One of the more memorable phone calls Doc Rivers received Sunday night came from his counterpart in Detroit, Flip Saunders. The two are close - Rivers assisted Saunders on the US Goodwill Games team in 2001 - and the Celtics coach had an idea what the call was all about.
"Now, the monkey is off your back," Saunders told Rivers. A few laughs ensued.
"Yeah," Rivers said, "but we're still not finished. We want one thing. The same thing you want." More laughs.
Rivers understood from whence Flip came. He now is no longer The Coach That Can't Win A Playoff Series. Until the Celtics mauled the Hawks Sunday, Rivers had coached four teams into the playoffs, and all had been first-round casualties.
After losing Game 6 in Atlanta, he briefly held the record for most games coached in the playoffs without winning a series. Now that mark belongs to Kevin Loughery who, according to the Elias Sports Bureau, has coached 27 playoff games and never won a series.
Saunders, for the longest time, was the epitome of the coach who couldn't get it done in the postseason. Never mind that the reason he couldn't, or didn't, had as much to do, or more, with his team than his coaching.
For seven straight years, from 1997 through 2003, Saunders got the Minnesota Timberwolves into the playoffs. And in each of those years, he got them no farther. He coached 29 games in the playoffs over those seven seasons and won only seven. Kevin Garnett was there for each and every one of them.
Cleveland coach Mike Brown, meanwhile, won his very first playoff series. But, unlike Rivers and Saunders, he had had several years as an NBA assistant, in Indiana and San Antonio, where his teams generally fared well in the postseason. He has a ring from his 2002-03 season with San Antonio.
"For me, it's tough to imagine not getting out of the first round," Brown said. "But it's probably going to happen someday."
Rivers never served a minute as an NBA assistant, although he said Gregg Popovich wanted him on the Spurs bench right after he stopped playing.
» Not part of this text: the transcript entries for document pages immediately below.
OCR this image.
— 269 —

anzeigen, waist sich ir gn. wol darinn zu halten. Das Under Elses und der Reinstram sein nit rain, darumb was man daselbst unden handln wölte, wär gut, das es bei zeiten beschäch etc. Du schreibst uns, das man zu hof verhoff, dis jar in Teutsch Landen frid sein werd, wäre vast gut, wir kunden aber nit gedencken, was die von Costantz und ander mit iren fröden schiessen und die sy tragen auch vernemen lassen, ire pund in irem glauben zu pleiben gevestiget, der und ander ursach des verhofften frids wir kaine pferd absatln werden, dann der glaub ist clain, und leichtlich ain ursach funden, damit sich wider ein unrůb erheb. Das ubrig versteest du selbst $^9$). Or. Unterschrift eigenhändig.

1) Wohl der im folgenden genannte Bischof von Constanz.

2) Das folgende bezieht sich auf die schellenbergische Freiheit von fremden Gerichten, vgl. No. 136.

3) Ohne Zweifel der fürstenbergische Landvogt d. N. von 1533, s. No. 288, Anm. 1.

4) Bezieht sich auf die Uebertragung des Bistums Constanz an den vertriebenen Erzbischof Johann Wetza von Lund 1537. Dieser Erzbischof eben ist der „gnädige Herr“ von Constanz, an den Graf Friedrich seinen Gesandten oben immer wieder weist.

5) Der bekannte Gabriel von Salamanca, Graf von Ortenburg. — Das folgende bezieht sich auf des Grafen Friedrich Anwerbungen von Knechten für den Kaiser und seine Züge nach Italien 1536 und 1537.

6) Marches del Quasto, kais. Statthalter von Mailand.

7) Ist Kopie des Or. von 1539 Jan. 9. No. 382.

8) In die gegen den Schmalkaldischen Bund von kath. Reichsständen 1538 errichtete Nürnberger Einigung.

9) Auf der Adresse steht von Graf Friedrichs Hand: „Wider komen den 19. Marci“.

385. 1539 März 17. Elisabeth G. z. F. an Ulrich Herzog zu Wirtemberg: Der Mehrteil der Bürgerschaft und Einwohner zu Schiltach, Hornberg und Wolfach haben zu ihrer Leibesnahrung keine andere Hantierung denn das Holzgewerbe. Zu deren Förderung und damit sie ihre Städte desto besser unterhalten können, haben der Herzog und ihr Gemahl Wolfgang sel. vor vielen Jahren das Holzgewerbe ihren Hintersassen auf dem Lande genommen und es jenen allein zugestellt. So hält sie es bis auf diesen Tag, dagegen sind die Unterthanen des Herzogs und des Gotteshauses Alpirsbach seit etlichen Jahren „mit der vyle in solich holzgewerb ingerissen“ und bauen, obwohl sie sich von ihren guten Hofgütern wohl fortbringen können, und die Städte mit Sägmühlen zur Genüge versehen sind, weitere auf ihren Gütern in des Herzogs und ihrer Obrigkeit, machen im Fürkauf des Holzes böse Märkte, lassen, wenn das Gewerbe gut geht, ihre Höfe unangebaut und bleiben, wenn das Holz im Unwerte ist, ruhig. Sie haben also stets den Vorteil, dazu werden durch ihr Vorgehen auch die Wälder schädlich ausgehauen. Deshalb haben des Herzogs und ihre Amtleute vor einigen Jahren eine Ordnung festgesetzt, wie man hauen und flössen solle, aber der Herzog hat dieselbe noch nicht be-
Saunders was the Wolves' general manager when he replaced Bill Blair 20 games into the 1995-96 season.
He did some time as a college assistant at Tulsa and his alma mater, the University of Minnesota.
During Saunders's Biblical drought with the Timberwolves, Rivers used his bully pulpit as a network television analyst to defend his friend and colleague.
"Flip was in that same boat, and it's no fun," Rivers said. "When I was doing television, people were killing Flip and I defended him so hard. I said, 'People, they shouldn't advance. They're not good enough. They're the underdog.'
"And, finally, when Flip did have the players [2004], they got to the conference finals. And I believe to this day that if Sam [Cassell] didn't get hurt, they'd have made it to the Finals and might have won the whole thing."
Rivers knows he, too, was getting killed for not getting any of his teams past the first round.
And there's no telling what might have happened had the Celtics lost Sunday. (Team broadcaster Sean Grande speculated on the air that he thought it highly unlikely Rivers would have been brought back.)
Rivers's mother, Bettye, made her first appearance of the season for Game 7 against Atlanta; she usually attends a dozen or so Celtics games, but this year was harder for her, following the death of her husband last November.
But Rivers said yesterday his mother's visit had been planned for a while ("she didn't think we'd be playing that day, either," he laughed), and that he felt no huge sense of relief after finally moving on following the dispatching of the Hawks.
"It really wasn't all that of a relief," he said. "I'm very realistic with the teams I've had. We managed to get up, 3-1, on Detroit [in the first year the NBA went to seven games in the first round] with a lineup of Pat Garrity, Andrew DeClercq, Drew Gooden, Tracy McGrady, and Darrell Armstrong. But guys still kill you, and I don't think they do their research.
"In my mind, prior to this season, I've had one opportunity, and that was my first year here, when we played Indiana. A lot of people still picked Indiana to win the series, even though we had the home court, because their guys had been injured and were coming back. But I still thought we should have won that series.
"Other than that, every team I've had has been the underdog and has not had the home-court advantage. We pushed hard. We just couldn't break through."
And this year?
"I thought, we should win," Rivers said. "And we did. It was tougher than expected, but we did."